"Baseball shouldn't mean this much."
I'm just not sure that I'm ready to go through this again.
Nobody is. And that's the rub. It's the best Red Sox team of my lifetime, a well-rounded machine with quality pitchers and big bats, a good defensive squad with a deep bench, a likable group of guys who care about one another. They deserve the benefit of the doubt, a clean slate with a fan base that won't panic every time something goes wrong. It's just that we can't help it. Last October nearly broke us. You can only heal so much.
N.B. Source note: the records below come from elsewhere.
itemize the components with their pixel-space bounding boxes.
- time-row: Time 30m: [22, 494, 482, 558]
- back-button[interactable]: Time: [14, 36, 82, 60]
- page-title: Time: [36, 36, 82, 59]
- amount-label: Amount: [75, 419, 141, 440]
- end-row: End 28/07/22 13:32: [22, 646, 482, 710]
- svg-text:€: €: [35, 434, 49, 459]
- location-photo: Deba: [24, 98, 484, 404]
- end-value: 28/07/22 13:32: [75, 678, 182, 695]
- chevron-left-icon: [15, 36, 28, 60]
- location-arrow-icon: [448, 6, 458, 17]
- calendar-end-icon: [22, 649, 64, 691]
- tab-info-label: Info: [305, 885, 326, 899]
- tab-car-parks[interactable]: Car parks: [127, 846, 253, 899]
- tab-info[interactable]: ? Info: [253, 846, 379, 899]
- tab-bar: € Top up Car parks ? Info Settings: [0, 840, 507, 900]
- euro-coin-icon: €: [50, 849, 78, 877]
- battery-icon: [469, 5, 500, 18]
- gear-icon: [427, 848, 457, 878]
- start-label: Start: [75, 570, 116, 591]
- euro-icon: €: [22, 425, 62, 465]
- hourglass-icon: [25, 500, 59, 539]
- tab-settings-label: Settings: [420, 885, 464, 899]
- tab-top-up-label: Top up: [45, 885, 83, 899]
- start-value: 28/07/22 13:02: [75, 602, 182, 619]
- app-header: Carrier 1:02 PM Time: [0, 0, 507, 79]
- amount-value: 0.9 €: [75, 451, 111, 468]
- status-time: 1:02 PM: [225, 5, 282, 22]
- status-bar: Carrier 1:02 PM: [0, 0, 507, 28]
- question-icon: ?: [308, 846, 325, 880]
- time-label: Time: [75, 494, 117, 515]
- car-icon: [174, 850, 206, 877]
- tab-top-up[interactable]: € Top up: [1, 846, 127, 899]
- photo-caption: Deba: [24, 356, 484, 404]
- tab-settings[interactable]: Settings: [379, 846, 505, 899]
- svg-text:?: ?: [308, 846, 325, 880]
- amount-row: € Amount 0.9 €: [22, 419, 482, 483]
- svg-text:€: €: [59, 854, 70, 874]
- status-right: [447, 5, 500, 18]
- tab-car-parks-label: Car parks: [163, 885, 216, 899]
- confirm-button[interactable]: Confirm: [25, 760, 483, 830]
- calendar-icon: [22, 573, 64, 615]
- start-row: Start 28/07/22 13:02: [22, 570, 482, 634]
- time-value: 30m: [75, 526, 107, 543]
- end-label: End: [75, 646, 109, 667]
Maybe enough time hasn't passed yet. I still remember everything about last October, those twelve playoff games unfolding like rounds in a classic boxing match, so many twists and turns that even Harold Lederman couldn't have scored it. I still remember the minutes and hours after that fateful Game 7 in the Bronx, when I called Dad just to make sure he was still breathing. I still remember the following afternoon, when everything hit me at once -- the residual emotions of the past three weeks swelling up like a killer wave, knocking me right on my back -- and I actually had to leave work early. It was too much. Baseball shouldn't mean this much.
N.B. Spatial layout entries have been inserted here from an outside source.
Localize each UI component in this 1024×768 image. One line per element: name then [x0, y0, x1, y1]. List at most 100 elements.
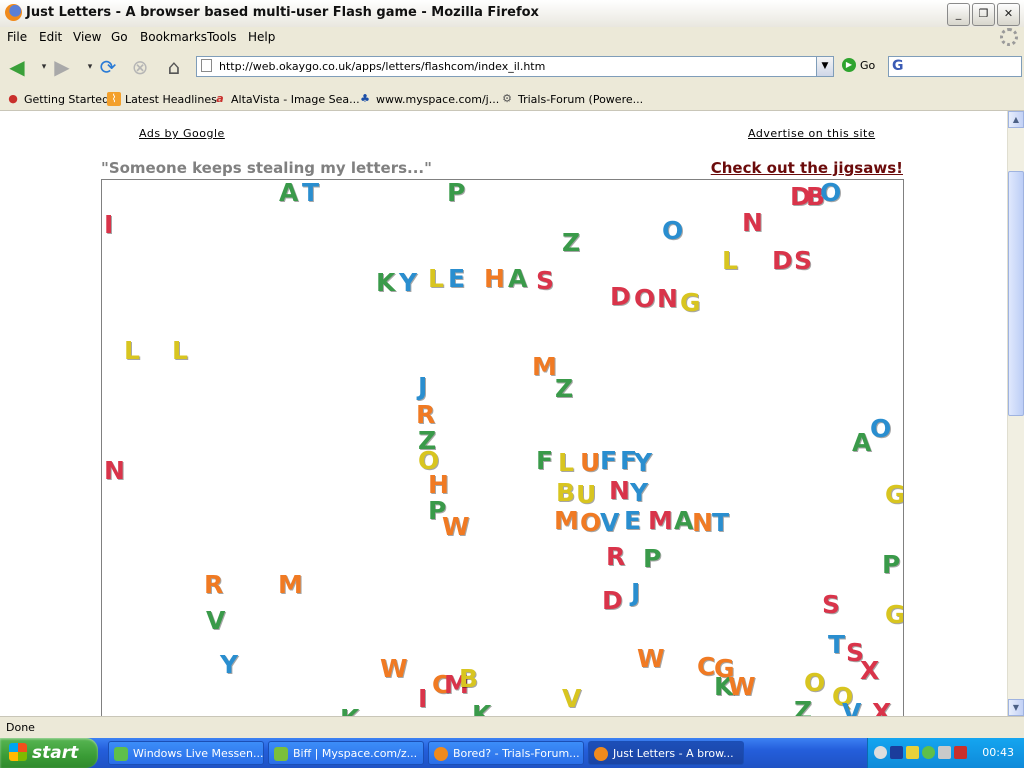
letter-magnet[interactable]: B: [459, 666, 478, 691]
start-button[interactable]: start: [0, 738, 98, 768]
letter-magnet[interactable]: O: [634, 286, 655, 311]
menu-view[interactable]: View: [73, 30, 101, 44]
letter-magnet[interactable]: B: [556, 480, 575, 505]
tray-network-icon[interactable]: [890, 746, 903, 759]
tray-security-shield-icon[interactable]: [954, 746, 967, 759]
letter-magnet[interactable]: N: [742, 210, 763, 235]
letter-magnet[interactable]: V: [842, 700, 861, 716]
home-icon[interactable]: ⌂: [162, 55, 186, 79]
letter-magnet[interactable]: X: [872, 700, 891, 716]
letter-magnet[interactable]: I: [104, 212, 113, 237]
advertise-link[interactable]: Advertise on this site: [748, 127, 875, 140]
letter-magnet[interactable]: G: [885, 482, 903, 507]
letter-magnet[interactable]: Z: [562, 230, 580, 255]
letter-magnet[interactable]: N: [692, 510, 713, 535]
stop-icon[interactable]: ⊗: [128, 55, 152, 79]
letter-magnet[interactable]: O: [820, 180, 841, 205]
reload-icon[interactable]: ⟳: [96, 55, 120, 79]
letter-magnet[interactable]: U: [580, 450, 600, 475]
tray-arrow-icon[interactable]: [874, 746, 887, 759]
back-icon[interactable]: ◀: [5, 55, 29, 79]
letter-magnet[interactable]: S: [822, 592, 840, 617]
menu-tools[interactable]: Tools: [207, 30, 237, 44]
letter-magnet[interactable]: D: [772, 248, 793, 273]
letter-magnet[interactable]: O: [804, 670, 825, 695]
letter-magnet[interactable]: E: [624, 508, 641, 533]
letter-magnet[interactable]: M: [554, 508, 579, 533]
task-trials-forum[interactable]: Bored? - Trials-Forum...: [428, 741, 584, 765]
letter-magnet[interactable]: U: [576, 482, 596, 507]
menu-go[interactable]: Go: [111, 30, 128, 44]
letter-magnet[interactable]: A: [279, 180, 298, 205]
letter-magnet[interactable]: O: [580, 510, 601, 535]
letter-magnet[interactable]: S: [794, 248, 812, 273]
letter-magnet[interactable]: S: [536, 268, 554, 293]
letter-magnet[interactable]: G: [680, 290, 701, 315]
task-myspace[interactable]: Biff | Myspace.com/z...: [268, 741, 424, 765]
scroll-up-icon[interactable]: ▲: [1008, 111, 1024, 128]
letter-magnet[interactable]: T: [828, 632, 845, 657]
google-search-icon[interactable]: G: [892, 58, 904, 74]
bookmark-getting-started[interactable]: ● Getting Started: [6, 92, 109, 106]
letter-magnet[interactable]: L: [124, 338, 140, 363]
letter-magnet[interactable]: Y: [634, 450, 652, 475]
letter-magnet[interactable]: J: [418, 374, 427, 399]
letter-magnet[interactable]: A: [674, 508, 693, 533]
letter-magnet[interactable]: K: [376, 270, 395, 295]
scroll-thumb[interactable]: [1008, 171, 1024, 416]
letter-magnet[interactable]: L: [428, 266, 444, 291]
url-bar[interactable]: http://web.okaygo.co.uk/apps/letters/fla…: [196, 56, 834, 77]
menu-bookmarks[interactable]: Bookmarks: [140, 30, 207, 44]
letter-magnet[interactable]: R: [606, 544, 625, 569]
bookmark-altavista[interactable]: a AltaVista - Image Sea...: [213, 92, 359, 106]
letter-magnet[interactable]: F: [600, 448, 617, 473]
letter-magnet[interactable]: T: [302, 180, 319, 205]
letter-magnet[interactable]: Z: [555, 376, 573, 401]
letter-magnet[interactable]: E: [448, 266, 465, 291]
letter-magnet[interactable]: W: [442, 514, 470, 539]
letter-magnet[interactable]: H: [428, 472, 449, 497]
scroll-down-icon[interactable]: ▼: [1008, 699, 1024, 716]
tray-app-icon[interactable]: [906, 746, 919, 759]
letter-magnet[interactable]: N: [657, 286, 678, 311]
letter-magnet[interactable]: C: [697, 654, 715, 679]
letter-magnet[interactable]: Y: [220, 652, 238, 677]
letter-magnet[interactable]: H: [484, 266, 505, 291]
task-windows-live-messenger[interactable]: Windows Live Messen...: [108, 741, 264, 765]
letter-magnet[interactable]: W: [728, 674, 756, 699]
menu-edit[interactable]: Edit: [39, 30, 62, 44]
forward-icon[interactable]: ▶: [50, 55, 74, 79]
letter-magnet[interactable]: Y: [399, 270, 417, 295]
bookmark-trials-forum[interactable]: ⚙ Trials-Forum (Powere...: [500, 92, 643, 106]
letter-magnet[interactable]: W: [637, 646, 665, 671]
letter-magnet[interactable]: Z: [794, 698, 812, 716]
bookmark-latest-headlines[interactable]: ⌇ Latest Headlines: [107, 92, 217, 106]
letter-magnet[interactable]: V: [600, 510, 619, 535]
letter-magnet[interactable]: N: [609, 478, 630, 503]
search-input[interactable]: G: [888, 56, 1022, 77]
restore-button[interactable]: ❐: [972, 3, 995, 26]
go-button[interactable]: ▶ Go: [842, 58, 875, 72]
letter-magnet[interactable]: F: [536, 448, 553, 473]
letter-magnet[interactable]: I: [418, 686, 427, 711]
letter-magnet[interactable]: X: [860, 658, 879, 683]
letter-magnet[interactable]: O: [870, 416, 891, 441]
letter-magnet[interactable]: Y: [630, 480, 648, 505]
menu-help[interactable]: Help: [248, 30, 275, 44]
close-button[interactable]: ✕: [997, 3, 1020, 26]
vertical-scrollbar[interactable]: ▲ ▼: [1007, 111, 1024, 716]
menu-file[interactable]: File: [7, 30, 27, 44]
bookmark-myspace[interactable]: ♣ www.myspace.com/j...: [358, 92, 499, 106]
letter-magnet[interactable]: V: [562, 686, 581, 711]
jigsaws-link[interactable]: Check out the jigsaws!: [711, 159, 903, 177]
letter-magnet[interactable]: L: [722, 248, 738, 273]
ads-by-google-link[interactable]: Ads by Google: [139, 127, 225, 140]
letter-magnet[interactable]: A: [508, 266, 527, 291]
letter-magnet[interactable]: M: [278, 572, 303, 597]
letter-magnet[interactable]: V: [206, 608, 225, 633]
letter-magnet[interactable]: D: [602, 588, 623, 613]
letter-magnet[interactable]: M: [532, 354, 557, 379]
letter-magnet[interactable]: M: [648, 508, 673, 533]
url-dropdown-icon[interactable]: ▼: [816, 57, 833, 76]
letter-magnet[interactable]: P: [447, 180, 465, 205]
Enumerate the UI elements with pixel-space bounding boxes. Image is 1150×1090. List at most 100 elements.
A few months passed. I thought I was okay. Last Friday brought everything back. This isn't about a curse, it's about baggage, the way an accumulation of experiences alters your innate reactions. Like every Red Sox fan, I have baggage. Tons of it. Now we're heading into October with another dicey manager. My guard is up. I can't help it. At the same time, I'm going to spend my entire afternoon monitoring that Yankees doubleheader against Minnesota today. Because you never know.
Everything has changed. Nothing has changed. I don't want to go through this again. I can't live without it. I'm not sure I can handle it. I couldn't imagine any other way.